Bert Pauw was born in Somerset West, Cape Town. He grew up in Pretoria, and after finishing high school, moved to Cape Town where he currently lives and works. He graduated from Michaelis School of Fine Art in 2015 and is a recipient of the Simon Gerson Prize.
As an interdisciplinary artist, Pauw chooses to work equally across the realms of sculpture, photography and installation.
In turning to objects otherwise deemed insignificant, Bert Pauw looks for both the quirky and gentle aspects of the world around him – attempting to calm and counter his personal anxieties. Harnessing a DIY outlook for the creation of his images, it is through this heuristic approach that Pauw seeks quietness for his busy-bee world.

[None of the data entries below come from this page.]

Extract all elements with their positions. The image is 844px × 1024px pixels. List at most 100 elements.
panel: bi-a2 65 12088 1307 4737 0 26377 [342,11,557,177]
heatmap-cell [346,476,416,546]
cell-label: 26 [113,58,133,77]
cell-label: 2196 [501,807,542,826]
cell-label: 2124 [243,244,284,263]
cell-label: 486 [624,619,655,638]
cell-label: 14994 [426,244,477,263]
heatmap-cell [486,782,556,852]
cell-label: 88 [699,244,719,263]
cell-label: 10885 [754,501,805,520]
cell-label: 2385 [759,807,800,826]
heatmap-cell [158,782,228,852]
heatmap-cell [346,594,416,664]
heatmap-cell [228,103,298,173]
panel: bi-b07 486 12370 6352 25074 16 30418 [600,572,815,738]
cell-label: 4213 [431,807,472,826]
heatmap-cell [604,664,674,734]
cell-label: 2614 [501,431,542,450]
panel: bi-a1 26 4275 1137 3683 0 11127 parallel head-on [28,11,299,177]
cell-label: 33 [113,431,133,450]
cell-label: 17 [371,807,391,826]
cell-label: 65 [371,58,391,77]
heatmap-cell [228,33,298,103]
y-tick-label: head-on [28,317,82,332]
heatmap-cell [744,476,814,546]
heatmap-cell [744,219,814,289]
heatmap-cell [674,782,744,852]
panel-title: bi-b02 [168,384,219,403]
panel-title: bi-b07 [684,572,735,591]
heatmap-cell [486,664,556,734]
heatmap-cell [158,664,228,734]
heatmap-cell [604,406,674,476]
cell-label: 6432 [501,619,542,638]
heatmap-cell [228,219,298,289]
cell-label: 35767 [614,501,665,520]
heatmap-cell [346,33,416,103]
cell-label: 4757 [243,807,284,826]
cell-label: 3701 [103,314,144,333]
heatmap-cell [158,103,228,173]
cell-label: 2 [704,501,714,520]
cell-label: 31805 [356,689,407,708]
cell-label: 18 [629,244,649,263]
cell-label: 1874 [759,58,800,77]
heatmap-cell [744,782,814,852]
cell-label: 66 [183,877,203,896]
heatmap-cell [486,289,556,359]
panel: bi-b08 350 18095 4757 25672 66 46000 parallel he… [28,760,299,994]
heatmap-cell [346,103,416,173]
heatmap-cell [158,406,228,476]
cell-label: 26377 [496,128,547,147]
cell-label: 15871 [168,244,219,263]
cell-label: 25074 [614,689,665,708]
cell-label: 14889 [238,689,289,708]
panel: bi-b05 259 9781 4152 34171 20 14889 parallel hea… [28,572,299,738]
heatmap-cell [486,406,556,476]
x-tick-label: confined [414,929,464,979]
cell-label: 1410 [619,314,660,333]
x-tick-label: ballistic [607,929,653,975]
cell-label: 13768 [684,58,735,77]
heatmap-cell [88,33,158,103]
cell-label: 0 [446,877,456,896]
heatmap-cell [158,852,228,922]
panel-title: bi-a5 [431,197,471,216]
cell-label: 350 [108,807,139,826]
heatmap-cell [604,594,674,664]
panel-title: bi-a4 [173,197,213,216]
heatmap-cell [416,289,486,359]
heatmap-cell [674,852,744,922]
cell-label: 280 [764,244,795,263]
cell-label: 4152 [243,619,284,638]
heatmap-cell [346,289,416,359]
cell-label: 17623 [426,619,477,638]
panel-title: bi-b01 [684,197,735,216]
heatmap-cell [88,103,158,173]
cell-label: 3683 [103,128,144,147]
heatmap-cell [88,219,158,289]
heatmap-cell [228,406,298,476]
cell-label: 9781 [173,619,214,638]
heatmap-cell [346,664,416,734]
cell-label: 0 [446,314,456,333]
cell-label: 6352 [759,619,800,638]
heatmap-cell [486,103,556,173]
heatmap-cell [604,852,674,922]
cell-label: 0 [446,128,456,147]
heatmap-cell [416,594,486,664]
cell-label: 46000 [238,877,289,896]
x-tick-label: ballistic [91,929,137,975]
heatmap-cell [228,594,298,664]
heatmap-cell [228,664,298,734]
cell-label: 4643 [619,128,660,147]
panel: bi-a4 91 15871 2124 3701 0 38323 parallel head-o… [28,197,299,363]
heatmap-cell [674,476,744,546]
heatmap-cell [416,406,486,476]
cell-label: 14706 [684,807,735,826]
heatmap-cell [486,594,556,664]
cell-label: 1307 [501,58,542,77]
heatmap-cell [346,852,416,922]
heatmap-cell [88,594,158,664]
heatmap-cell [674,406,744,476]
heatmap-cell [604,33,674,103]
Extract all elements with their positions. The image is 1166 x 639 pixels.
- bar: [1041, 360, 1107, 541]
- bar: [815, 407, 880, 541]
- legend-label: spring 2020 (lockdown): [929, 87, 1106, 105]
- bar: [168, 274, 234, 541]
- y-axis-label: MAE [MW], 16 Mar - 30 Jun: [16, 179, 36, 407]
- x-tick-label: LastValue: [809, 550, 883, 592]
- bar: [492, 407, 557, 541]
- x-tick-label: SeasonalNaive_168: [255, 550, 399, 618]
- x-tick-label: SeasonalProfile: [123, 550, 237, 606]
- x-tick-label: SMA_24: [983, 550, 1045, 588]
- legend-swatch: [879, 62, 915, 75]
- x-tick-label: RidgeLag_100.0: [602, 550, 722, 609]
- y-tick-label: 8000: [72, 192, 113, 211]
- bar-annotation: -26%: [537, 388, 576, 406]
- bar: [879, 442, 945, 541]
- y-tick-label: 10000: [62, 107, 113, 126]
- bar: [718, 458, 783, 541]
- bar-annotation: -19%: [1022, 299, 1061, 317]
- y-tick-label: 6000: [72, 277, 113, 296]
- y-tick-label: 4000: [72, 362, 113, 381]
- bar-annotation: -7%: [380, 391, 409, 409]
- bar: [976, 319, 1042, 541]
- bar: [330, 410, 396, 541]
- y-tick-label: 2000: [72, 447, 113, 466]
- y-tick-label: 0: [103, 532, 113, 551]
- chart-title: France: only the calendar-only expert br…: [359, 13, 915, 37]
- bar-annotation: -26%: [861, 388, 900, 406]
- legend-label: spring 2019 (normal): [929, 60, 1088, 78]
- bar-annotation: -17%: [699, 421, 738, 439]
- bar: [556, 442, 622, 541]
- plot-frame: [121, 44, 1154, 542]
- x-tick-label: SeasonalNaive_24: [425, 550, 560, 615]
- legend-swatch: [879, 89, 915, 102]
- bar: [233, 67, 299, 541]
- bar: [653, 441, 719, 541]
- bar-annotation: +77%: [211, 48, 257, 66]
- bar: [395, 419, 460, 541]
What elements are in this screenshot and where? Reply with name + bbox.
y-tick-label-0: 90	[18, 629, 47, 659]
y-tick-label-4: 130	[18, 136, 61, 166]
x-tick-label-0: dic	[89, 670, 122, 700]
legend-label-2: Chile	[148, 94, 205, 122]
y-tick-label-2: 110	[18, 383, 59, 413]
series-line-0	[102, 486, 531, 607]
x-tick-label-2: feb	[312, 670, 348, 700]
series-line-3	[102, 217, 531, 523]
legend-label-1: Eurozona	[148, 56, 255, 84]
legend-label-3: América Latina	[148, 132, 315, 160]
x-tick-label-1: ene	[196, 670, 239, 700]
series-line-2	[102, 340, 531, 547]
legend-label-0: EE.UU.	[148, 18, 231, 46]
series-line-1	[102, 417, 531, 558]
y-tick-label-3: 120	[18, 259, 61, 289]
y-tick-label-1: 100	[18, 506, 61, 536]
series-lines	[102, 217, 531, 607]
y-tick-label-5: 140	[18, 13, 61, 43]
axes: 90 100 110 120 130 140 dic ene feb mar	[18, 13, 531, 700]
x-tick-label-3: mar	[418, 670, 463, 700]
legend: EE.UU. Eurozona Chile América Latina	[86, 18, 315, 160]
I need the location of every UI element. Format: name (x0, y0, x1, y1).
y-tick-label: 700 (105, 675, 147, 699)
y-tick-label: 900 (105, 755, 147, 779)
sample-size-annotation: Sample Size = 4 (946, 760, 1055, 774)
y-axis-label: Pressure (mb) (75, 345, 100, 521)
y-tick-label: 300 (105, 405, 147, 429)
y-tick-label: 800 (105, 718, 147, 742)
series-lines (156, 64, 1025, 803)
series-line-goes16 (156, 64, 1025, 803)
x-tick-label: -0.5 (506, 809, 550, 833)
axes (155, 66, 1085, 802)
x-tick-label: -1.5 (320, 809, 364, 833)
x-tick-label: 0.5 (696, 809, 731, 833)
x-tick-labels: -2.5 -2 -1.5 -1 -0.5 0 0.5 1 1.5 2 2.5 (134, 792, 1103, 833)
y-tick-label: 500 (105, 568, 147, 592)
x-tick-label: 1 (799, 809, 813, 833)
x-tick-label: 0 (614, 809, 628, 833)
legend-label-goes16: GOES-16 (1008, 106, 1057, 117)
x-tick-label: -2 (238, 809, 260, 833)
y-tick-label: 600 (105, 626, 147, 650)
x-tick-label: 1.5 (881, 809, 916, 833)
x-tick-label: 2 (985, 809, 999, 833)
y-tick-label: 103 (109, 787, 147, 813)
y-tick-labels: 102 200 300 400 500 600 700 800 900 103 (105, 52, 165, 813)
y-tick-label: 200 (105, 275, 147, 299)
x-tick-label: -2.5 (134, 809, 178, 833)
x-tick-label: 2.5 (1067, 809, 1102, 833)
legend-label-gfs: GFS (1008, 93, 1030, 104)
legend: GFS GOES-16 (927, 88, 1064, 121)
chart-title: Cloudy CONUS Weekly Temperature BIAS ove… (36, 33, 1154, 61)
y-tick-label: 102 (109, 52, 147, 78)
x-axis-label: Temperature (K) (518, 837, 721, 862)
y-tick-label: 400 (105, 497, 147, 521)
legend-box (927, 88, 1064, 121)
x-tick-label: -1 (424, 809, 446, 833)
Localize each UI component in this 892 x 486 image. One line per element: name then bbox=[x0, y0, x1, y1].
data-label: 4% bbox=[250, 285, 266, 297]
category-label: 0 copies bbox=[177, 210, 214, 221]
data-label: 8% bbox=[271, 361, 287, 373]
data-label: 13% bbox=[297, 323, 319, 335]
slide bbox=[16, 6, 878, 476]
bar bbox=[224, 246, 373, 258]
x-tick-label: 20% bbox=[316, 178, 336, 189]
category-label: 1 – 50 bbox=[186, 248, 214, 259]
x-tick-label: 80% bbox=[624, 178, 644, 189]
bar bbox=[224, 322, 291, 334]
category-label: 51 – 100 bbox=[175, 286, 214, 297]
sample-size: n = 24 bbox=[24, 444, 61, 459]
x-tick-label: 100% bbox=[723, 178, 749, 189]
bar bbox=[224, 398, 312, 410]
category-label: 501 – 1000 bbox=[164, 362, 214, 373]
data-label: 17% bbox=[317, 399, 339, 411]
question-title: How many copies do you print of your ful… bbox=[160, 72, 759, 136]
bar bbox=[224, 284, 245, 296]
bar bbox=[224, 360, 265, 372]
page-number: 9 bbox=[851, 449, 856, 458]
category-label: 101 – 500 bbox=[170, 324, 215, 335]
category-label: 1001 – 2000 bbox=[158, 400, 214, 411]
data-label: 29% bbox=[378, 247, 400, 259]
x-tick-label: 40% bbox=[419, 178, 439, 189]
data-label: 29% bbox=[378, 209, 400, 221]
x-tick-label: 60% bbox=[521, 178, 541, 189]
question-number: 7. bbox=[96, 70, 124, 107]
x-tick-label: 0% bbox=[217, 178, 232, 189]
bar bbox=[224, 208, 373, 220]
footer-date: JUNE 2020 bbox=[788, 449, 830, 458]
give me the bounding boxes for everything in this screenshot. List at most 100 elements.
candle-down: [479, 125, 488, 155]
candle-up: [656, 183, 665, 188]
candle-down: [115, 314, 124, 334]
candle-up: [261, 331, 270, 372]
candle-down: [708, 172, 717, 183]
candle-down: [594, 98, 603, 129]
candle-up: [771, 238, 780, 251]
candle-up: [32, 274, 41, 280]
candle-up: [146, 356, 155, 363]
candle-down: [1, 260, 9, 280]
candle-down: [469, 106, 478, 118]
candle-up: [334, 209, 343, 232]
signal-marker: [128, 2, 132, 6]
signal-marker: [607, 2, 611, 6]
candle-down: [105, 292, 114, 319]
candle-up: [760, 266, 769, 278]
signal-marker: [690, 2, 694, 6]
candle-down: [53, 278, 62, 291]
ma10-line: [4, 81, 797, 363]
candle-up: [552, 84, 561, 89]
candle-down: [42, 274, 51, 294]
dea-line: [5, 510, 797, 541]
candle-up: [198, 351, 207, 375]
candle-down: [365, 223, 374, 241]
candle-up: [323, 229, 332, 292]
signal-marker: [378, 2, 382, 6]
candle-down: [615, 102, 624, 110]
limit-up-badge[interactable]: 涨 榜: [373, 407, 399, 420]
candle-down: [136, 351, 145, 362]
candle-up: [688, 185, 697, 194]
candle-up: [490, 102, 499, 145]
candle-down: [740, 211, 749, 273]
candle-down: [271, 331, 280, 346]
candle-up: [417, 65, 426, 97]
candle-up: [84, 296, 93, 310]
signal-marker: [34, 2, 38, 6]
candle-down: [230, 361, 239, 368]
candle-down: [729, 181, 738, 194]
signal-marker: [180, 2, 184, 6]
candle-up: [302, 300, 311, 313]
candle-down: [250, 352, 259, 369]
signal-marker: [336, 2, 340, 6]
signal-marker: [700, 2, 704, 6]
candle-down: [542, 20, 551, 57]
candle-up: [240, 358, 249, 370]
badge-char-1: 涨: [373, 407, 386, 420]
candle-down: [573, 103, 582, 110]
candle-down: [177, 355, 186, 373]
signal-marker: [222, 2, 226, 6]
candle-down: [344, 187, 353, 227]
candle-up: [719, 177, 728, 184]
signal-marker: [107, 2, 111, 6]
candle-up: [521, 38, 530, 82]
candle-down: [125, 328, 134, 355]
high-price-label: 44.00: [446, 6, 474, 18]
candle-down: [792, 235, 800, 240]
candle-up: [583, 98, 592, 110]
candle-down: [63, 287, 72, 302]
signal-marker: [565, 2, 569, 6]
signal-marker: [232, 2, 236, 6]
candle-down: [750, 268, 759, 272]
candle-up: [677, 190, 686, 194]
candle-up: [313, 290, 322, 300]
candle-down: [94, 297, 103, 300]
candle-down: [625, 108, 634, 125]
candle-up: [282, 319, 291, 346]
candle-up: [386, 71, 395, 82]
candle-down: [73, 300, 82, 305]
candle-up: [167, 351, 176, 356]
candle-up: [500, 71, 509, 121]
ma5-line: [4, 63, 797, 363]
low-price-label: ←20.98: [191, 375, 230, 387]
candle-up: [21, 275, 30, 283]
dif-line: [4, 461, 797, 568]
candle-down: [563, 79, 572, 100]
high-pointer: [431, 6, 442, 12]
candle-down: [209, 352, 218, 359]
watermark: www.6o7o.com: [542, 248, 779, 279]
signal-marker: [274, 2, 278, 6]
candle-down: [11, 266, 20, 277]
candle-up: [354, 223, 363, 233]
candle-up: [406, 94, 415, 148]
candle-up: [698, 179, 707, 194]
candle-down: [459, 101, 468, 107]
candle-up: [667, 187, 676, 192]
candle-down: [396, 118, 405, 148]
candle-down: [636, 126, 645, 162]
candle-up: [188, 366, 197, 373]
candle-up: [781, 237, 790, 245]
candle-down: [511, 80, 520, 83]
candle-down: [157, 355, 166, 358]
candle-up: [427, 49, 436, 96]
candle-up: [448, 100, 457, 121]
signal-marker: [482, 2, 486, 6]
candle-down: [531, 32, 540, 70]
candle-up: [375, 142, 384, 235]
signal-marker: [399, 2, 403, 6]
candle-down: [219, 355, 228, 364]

Traversing between the social, political and personal, Pauw subtly interferes with, and sometimes combines, found objects in an attempt to transform or enhance their personal and/or collective associations. For Pauw, found objects include “things you can buy at the mall”, and “the last thing left in the cupboard”. Besides his interest in the symbolism of these ‘ordinary’ objects, the simple processes and minimal material used to make the works motivates him in a world of monumental sculptures, spiral jetties and million-dollar skulls.
Bert Pauw’s intervention, Quarter Square Cube (2018) was part of the Zeitz MOCAA exhibition, The Main Complaint (2018- 2019).